Notre démocratie ne peut pas se permettre la défaite d'abdications et de renoncements là où ses valeurs essentielles sont engagées : "Nul ne sera soumis à la torture ni à des peines ou traitements cruels, inhumains ou dégradants." (Déclaration universelle des droits de l'homme, article 7). Car, on l'a compris, nos approches en responsabilités humaines et sociales de M. Vincent Lambert concernent, au-delà de circonstances personnelles, nos conceptions de la dignité, nos principes d'humanité.

L'Appel "Sauver Vincent, tout simplement" ne saurait donc nous laisser indifférents.

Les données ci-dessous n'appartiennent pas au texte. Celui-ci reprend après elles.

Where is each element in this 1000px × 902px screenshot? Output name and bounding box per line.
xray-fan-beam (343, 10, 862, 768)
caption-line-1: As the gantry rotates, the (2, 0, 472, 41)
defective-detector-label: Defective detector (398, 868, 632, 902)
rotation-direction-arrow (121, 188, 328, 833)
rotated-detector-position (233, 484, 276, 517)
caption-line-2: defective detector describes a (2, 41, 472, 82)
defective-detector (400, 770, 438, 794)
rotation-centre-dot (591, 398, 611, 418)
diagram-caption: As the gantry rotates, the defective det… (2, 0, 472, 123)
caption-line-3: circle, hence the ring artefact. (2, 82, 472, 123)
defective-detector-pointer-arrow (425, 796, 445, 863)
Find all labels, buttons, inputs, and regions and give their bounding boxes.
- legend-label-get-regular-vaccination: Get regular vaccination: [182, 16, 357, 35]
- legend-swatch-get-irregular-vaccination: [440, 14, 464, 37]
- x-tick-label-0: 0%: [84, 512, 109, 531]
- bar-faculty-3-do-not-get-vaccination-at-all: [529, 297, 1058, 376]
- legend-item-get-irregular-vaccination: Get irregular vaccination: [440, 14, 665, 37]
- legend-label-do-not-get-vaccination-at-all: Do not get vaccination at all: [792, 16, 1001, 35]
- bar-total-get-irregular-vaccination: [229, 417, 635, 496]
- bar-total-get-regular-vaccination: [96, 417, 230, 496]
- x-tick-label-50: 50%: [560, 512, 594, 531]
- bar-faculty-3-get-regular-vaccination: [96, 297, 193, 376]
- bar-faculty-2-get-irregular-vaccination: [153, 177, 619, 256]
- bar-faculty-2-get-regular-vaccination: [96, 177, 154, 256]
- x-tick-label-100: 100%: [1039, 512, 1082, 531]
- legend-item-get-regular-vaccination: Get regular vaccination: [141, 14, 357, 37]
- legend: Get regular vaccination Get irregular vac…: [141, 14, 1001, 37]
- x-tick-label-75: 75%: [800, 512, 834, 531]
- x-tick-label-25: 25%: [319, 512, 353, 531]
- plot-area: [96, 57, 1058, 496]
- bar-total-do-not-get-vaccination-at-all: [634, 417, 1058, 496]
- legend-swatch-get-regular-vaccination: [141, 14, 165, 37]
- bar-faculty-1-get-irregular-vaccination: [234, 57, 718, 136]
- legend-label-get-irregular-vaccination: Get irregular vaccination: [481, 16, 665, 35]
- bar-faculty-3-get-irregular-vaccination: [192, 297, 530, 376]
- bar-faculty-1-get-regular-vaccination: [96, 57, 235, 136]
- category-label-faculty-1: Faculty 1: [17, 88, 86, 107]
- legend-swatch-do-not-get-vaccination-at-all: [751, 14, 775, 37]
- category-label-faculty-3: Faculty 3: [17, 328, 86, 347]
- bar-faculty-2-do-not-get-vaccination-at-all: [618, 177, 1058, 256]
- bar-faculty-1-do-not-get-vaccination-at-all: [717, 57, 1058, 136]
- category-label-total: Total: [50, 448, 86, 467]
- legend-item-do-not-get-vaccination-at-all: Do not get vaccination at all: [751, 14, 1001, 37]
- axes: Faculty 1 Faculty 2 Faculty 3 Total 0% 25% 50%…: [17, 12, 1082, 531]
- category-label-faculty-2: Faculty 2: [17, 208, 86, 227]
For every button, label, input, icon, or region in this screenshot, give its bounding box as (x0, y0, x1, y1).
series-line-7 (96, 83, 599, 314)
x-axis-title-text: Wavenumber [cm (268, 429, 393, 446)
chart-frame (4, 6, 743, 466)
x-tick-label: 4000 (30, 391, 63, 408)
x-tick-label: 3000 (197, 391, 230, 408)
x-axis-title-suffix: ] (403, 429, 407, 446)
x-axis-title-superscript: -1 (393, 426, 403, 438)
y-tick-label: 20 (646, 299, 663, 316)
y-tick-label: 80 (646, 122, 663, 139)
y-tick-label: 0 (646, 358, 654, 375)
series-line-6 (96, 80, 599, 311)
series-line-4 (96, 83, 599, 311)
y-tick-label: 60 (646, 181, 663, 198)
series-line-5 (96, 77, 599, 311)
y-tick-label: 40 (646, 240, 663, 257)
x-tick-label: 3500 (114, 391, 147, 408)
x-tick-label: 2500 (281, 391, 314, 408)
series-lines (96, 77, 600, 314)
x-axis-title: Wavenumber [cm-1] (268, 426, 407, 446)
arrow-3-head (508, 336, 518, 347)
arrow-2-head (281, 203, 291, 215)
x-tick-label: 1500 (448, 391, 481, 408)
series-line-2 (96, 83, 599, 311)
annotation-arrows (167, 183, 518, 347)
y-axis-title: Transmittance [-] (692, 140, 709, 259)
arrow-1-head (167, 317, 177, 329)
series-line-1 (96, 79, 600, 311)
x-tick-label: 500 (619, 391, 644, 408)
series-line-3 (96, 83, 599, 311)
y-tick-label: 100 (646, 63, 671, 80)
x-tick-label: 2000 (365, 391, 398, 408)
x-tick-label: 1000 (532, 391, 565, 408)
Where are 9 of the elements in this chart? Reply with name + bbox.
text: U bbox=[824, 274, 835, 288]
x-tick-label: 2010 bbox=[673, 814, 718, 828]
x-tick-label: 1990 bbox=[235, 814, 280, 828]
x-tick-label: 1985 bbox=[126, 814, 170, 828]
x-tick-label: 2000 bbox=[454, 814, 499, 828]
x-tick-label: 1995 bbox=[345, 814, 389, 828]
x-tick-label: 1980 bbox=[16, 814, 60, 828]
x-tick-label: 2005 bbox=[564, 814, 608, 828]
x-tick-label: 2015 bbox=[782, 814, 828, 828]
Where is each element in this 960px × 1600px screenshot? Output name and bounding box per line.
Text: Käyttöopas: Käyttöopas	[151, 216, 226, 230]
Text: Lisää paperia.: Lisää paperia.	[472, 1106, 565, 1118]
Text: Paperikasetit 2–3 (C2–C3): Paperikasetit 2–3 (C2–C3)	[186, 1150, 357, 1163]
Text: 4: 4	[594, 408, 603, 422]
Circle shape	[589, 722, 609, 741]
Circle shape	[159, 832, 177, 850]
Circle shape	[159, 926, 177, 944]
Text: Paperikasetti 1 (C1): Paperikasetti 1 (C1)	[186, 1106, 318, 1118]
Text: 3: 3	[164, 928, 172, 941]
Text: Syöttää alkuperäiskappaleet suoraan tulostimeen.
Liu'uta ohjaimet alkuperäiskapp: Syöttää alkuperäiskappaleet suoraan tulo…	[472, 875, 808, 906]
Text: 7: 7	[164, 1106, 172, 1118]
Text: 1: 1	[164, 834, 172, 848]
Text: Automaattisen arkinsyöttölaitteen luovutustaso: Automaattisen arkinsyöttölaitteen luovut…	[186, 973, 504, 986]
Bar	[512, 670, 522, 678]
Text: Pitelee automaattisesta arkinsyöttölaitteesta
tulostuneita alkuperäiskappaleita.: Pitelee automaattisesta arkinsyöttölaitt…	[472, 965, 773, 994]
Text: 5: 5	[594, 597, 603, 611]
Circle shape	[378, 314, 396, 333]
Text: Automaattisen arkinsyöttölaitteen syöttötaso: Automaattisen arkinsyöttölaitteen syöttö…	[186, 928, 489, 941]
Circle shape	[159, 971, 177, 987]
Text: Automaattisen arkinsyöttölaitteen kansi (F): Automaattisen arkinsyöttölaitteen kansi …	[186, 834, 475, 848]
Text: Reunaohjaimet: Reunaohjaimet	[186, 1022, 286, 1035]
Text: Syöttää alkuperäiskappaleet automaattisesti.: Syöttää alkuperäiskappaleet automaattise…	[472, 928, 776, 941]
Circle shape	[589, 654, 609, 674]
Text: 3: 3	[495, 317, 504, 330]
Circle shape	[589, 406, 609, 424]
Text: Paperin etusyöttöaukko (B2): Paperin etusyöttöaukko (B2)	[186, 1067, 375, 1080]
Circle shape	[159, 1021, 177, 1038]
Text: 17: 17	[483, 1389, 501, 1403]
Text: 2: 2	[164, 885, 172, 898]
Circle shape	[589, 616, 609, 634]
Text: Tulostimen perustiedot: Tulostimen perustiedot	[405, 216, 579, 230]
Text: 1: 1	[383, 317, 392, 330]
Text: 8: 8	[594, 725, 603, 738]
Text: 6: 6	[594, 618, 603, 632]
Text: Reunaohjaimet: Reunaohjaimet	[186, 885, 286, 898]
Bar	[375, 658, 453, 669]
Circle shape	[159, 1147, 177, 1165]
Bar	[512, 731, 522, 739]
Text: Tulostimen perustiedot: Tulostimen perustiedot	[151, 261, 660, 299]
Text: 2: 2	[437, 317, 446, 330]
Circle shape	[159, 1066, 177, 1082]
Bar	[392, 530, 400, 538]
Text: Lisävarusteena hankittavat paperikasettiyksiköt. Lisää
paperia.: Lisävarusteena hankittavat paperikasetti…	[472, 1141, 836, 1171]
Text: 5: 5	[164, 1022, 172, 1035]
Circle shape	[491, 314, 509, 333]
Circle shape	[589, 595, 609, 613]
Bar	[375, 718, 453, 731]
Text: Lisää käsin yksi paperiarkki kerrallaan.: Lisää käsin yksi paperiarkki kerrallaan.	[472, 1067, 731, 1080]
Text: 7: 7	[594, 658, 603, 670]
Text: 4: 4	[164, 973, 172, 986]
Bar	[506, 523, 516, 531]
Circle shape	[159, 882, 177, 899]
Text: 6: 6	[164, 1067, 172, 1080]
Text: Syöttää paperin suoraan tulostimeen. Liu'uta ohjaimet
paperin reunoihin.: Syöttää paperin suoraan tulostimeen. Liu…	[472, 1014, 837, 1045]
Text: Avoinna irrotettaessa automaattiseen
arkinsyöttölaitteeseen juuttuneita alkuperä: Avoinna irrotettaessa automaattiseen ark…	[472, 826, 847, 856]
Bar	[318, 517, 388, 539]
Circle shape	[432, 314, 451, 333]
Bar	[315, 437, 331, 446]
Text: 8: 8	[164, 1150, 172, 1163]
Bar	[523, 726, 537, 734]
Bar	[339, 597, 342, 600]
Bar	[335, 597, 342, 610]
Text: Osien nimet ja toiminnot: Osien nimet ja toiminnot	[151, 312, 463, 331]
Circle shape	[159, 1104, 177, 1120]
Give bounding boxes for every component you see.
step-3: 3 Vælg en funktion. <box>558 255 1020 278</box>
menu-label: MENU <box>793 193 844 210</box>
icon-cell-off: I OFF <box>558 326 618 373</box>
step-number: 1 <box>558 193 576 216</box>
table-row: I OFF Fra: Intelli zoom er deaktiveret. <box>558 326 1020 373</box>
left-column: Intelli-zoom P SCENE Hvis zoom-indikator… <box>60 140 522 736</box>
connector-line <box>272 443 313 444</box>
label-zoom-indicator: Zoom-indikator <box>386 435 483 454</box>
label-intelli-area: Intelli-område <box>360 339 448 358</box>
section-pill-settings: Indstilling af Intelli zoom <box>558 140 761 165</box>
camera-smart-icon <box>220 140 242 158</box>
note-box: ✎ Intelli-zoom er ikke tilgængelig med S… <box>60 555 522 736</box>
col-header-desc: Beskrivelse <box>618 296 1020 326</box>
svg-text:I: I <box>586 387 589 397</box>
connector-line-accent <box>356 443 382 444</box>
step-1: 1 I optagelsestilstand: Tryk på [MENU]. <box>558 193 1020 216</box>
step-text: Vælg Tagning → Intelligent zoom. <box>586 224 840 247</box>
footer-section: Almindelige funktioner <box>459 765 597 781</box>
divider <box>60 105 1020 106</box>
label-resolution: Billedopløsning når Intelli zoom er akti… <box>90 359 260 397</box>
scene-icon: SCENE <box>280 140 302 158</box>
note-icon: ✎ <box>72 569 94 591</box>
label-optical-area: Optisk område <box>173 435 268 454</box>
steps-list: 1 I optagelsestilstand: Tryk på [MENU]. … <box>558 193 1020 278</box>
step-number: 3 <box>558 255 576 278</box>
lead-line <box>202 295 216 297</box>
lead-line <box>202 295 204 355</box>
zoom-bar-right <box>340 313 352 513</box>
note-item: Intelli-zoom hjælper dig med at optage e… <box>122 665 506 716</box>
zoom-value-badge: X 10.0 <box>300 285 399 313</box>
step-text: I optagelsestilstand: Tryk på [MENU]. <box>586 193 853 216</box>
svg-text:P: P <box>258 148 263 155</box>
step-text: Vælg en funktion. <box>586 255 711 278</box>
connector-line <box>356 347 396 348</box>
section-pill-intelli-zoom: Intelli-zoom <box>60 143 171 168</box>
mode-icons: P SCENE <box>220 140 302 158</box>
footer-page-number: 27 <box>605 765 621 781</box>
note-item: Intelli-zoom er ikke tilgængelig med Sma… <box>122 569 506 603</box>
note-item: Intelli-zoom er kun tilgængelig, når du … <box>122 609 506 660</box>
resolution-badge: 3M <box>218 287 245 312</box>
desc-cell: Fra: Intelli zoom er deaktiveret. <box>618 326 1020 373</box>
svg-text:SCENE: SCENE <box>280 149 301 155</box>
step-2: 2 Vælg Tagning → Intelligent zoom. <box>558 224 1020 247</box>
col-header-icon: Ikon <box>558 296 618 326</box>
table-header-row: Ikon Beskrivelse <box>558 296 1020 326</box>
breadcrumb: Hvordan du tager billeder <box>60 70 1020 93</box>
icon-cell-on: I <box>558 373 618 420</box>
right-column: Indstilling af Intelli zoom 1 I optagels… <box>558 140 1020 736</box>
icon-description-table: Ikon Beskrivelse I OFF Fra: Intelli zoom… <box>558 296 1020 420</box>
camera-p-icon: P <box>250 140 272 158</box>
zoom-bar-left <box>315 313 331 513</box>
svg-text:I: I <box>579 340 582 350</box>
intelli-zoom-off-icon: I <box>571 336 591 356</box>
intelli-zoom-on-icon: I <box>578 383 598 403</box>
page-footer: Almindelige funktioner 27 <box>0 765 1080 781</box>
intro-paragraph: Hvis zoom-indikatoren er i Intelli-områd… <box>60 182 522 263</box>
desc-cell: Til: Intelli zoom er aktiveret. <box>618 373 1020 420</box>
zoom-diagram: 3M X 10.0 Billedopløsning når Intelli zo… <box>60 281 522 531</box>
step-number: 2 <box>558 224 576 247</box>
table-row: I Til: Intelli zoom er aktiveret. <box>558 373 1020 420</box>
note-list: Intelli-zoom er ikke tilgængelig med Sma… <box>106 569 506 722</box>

M. Vincent Lambert ne constitue pas une péripétie ou une "affaire" suscitant à la fois des procédures judiciaires et des controverses de vagues compassions ou une évolution législative (proposition de loi créant de nouveaux droits en faveur des malades et des personnes en fin de vie, 17 mars 2015, art. 2: "La nutrition et l'hydratation artificielles constituent un traitement.") dans le contexte désormais dépassé d'une concertation nationale sur la fin de vie qu'il aura fortement marquée. Ses amis restituent figure humaine, sensibilité, présence à une personne trop oubliée dans une chambre d'hôpital que certains qui lui rendent visite assimilent aux cellules qui bordent dans les pénitentiaires américains le "couloir de la mort". Ils nous incitent d'une part à reprendre en société notre approche de circonstances exceptionnelles qui ne sauraient avoir pour seule issue la réponse d'une législation "créant de nouveaux droits à la personne malade", d'autre part à solliciter un minimum d'informations relatives à l'accompagnement soignant prodigué à M. Vincent Lambert, cela sans pour autant transgresser le secret médical. Les bribes d'informations qui circulent à ce propos et qu'aucune instance n'a contredit jusqu'à présent, semblent justifier ne serait-ce que quelques éclaircissements. À moins que nous ayons à nous exercer au devoir d'oubli et à la désertion morale, à cultiver un art du renoncement et de l'abandon de manière anticipée. C'est ce à quoi, avec d'autres, nous sommes opposés.